Ist gestorben 1. April 2007 (2007-04-01)(im Alter von 93)
Freiburg im Breisgau , Baden-Württemberg , Deutschland
Staatsangehörigkeit Deutsch
Ehepartner Ingeborg Breuer
Kinder 5
Alma Mater Universität Freiburg
Beruf Rechtsanwalt

Hans Karl Filbinger (15. September 1913 - 1. April 2007) war ein konservativer deutscher Politiker und ein führendes Mitglied der Mitte-Rechts - CDU in den 1960er und 1970er Jahren, die als die erste Vorsitzende der CDU Baden-Württemberg und stellvertretender Vorsitzender des die Bundes-CDU. Von 1966 bis 1978 war er Ministerpräsident von Baden-Württemberg und als solcher auch 1973/74 Vorsitzender des Bundesrates . Er gründete den konservativen Think Tank Studienzentrum Weikersheim , dem er bis 1997 vorstand.

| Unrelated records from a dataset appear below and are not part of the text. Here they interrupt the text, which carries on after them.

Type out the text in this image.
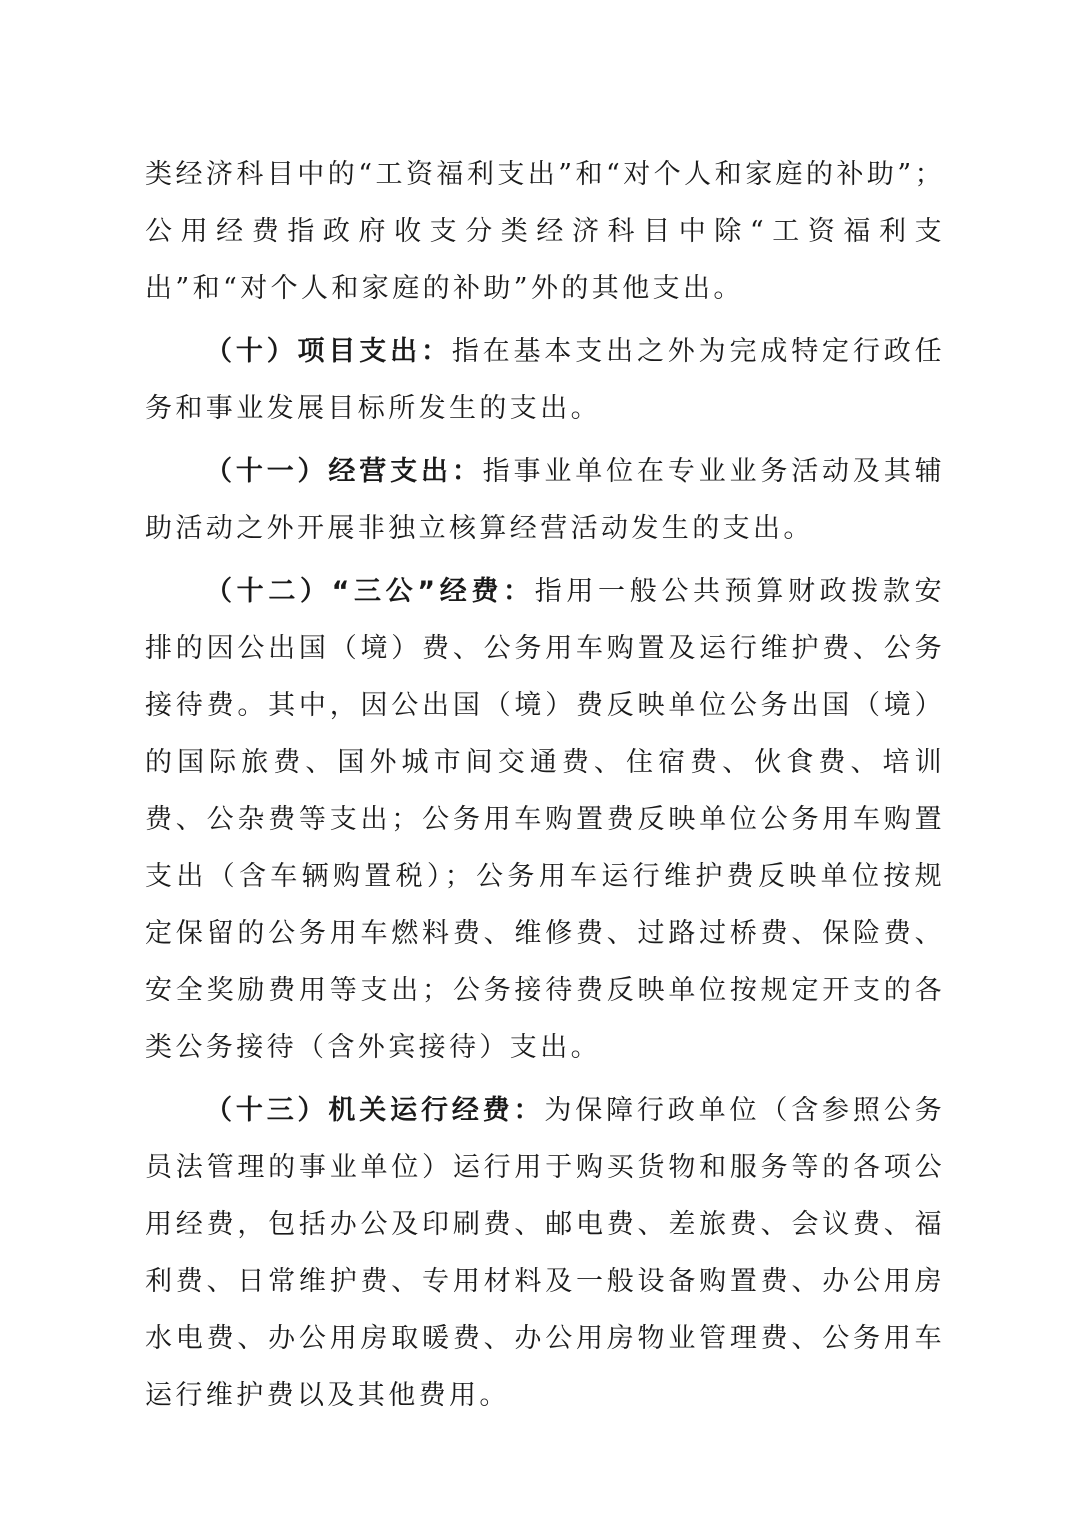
类经济科目中的“工资福利支出”和“对个人和家庭的补助”；公用经费指政府收支分类经济科目中除“工资福利支出”和“对个人和家庭的补助”外的其他支出。

（十）项目支出：指在基本支出之外为完成特定行政任务和事业发展目标所发生的支出。

（十一）经营支出：指事业单位在专业业务活动及其辅助活动之外开展非独立核算经营活动发生的支出。

（十二）“三公”经费：指用一般公共预算财政拨款安排的因公出国（境）费、公务用车购置及运行维护费、公务接待费。其中，因公出国（境）费反映单位公务出国（境）的国际旅费、国外城市间交通费、住宿费、伙食费、培训费、公杂费等支出；公务用车购置费反映单位公务用车购置支出（含车辆购置税）；公务用车运行维护费反映单位按规定保留的公务用车燃料费、维修费、过路过桥费、保险费、安全奖励费用等支出；公务接待费反映单位按规定开支的各类公务接待（含外宾接待）支出。

（十三）机关运行经费：为保障行政单位（含参照公务员法管理的事业单位）运行用于购买货物和服务等的各项公用经费，包括办公及印刷费、邮电费、差旅费、会议费、福利费、日常维护费、专用材料及一般设备购置费、办公用房水电费、办公用房取暖费、办公用房物业管理费、公务用车运行维护费以及其他费用。
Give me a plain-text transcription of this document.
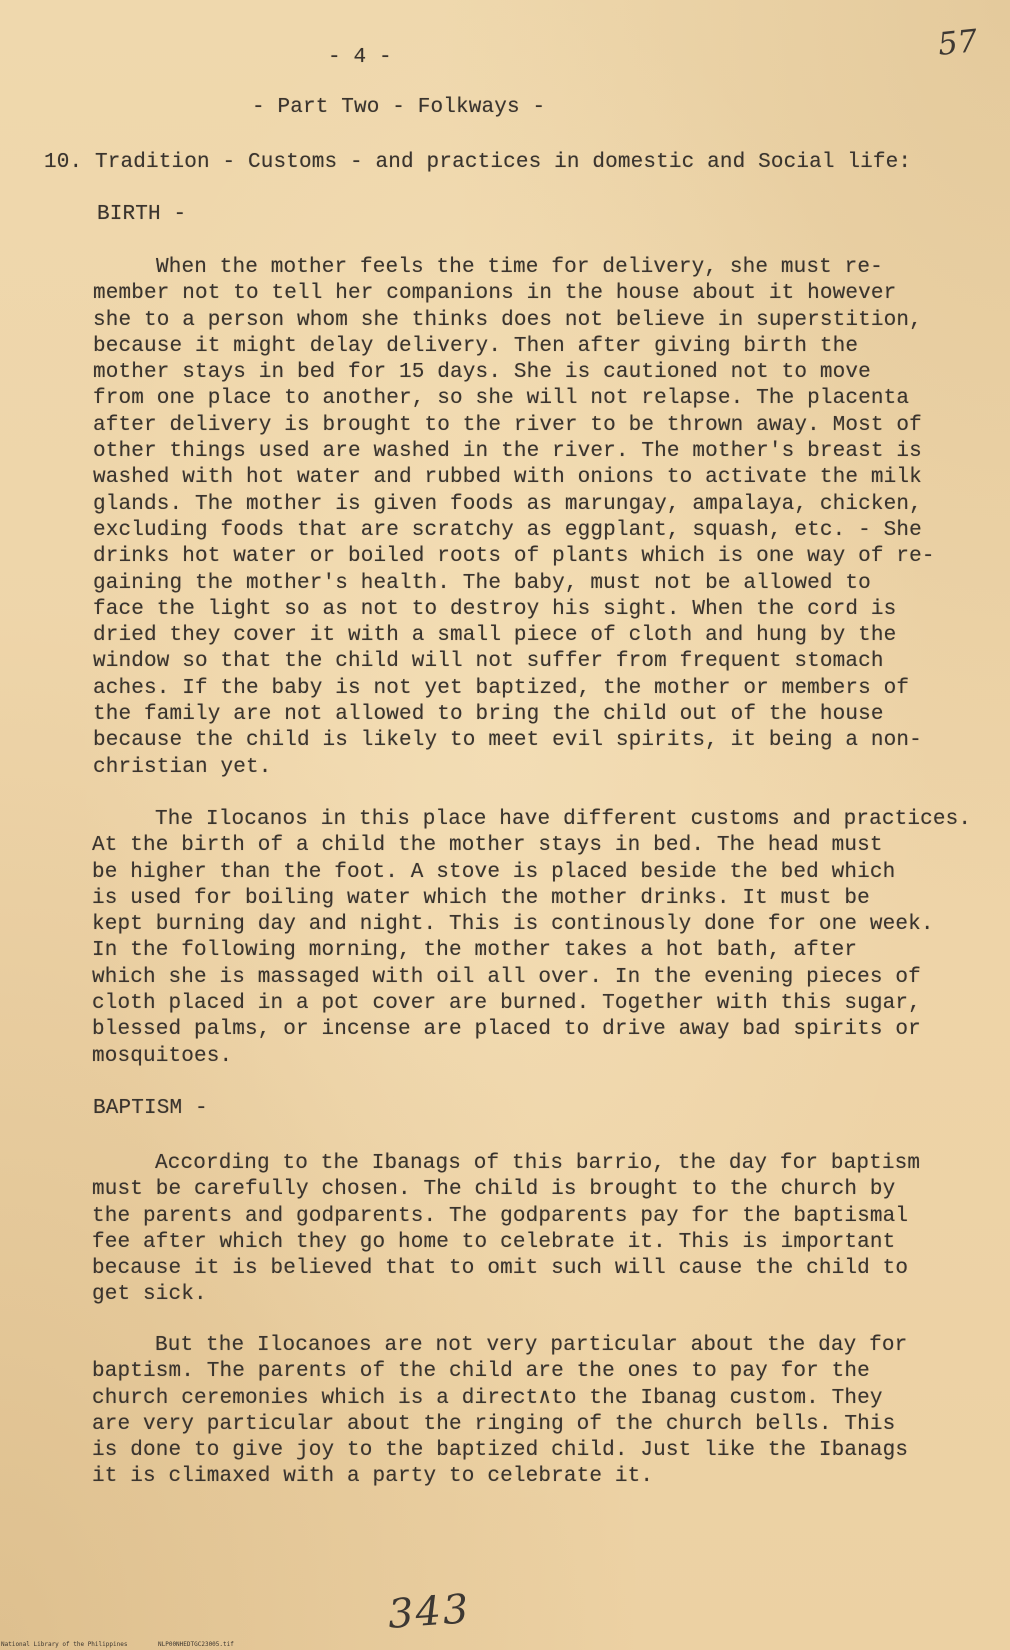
57
- 4 -
- Part Two - Folkways -
10. Tradition - Customs - and practices in domestic and Social life:
BIRTH -
When the mother feels the time for delivery, she must re-
member not to tell her companions in the house about it however
she to a person whom she thinks does not believe in superstition,
because it might delay delivery. Then after giving birth the
mother stays in bed for 15 days. She is cautioned not to move
from one place to another, so she will not relapse. The placenta
after delivery is brought to the river to be thrown away. Most of
other things used are washed in the river. The mother's breast is
washed with hot water and rubbed with onions to activate the milk
glands. The mother is given foods as marungay, ampalaya, chicken,
excluding foods that are scratchy as eggplant, squash, etc. - She
drinks hot water or boiled roots of plants which is one way of re-
gaining the mother's health. The baby, must not be allowed to
face the light so as not to destroy his sight. When the cord is
dried they cover it with a small piece of cloth and hung by the
window so that the child will not suffer from frequent stomach
aches. If the baby is not yet baptized, the mother or members of
the family are not allowed to bring the child out of the house
because the child is likely to meet evil spirits, it being a non-
christian yet.
The Ilocanos in this place have different customs and practices.
At the birth of a child the mother stays in bed. The head must
be higher than the foot. A stove is placed beside the bed which
is used for boiling water which the mother drinks. It must be
kept burning day and night. This is continously done for one week.
In the following morning, the mother takes a hot bath, after
which she is massaged with oil all over. In the evening pieces of
cloth placed in a pot cover are burned. Together with this sugar,
blessed palms, or incense are placed to drive away bad spirits or
mosquitoes.
BAPTISM -
According to the Ibanags of this barrio, the day for baptism
must be carefully chosen. The child is brought to the church by
the parents and godparents. The godparents pay for the baptismal
fee after which they go home to celebrate it. This is important
because it is believed that to omit such will cause the child to
get sick.
But the Ilocanoes are not very particular about the day for
baptism. The parents of the child are the ones to pay for the
church ceremonies which is a direct∧to the Ibanag custom. They
are very particular about the ringing of the church bells. This
is done to give joy to the baptized child. Just like the Ibanags
it is climaxed with a party to celebrate it.
343
National Library of the Philippines	NLP00NHEDTGC23005.tif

Filbinger musste nach Vorwürfen über seine Rolle als Marineanwalt und -richter im Zweiten Weltkrieg als Ministerpräsident und Parteivorsitzender zurücktreten . Während ihn die CDU Baden-Württemberg zum Ehrenvorsitzenden wählte – ein Amt, das er bis zu seinem Tod innehatte – blieb er eine umstrittene Persönlichkeit.

Beruf und Familie

Filbinger wurde am 15. September 1913 in Mannheim , Großherzogtum Baden, geboren . Er studierte Rechts- und Wirtschaftswissenschaften an der Universität Freiburg , der Ludwig-Maximilians-Universität München und in Paris . Nach seiner Promotion 1939 mit der Dissertation "Grenzen der Mehrheitsherrschaft im Aktien- und Gesellschaftsrecht" war er als Lehrbeauftragter an der Universität Freiburg tätig. 1940 legte er seine Abschlussprüfung ab.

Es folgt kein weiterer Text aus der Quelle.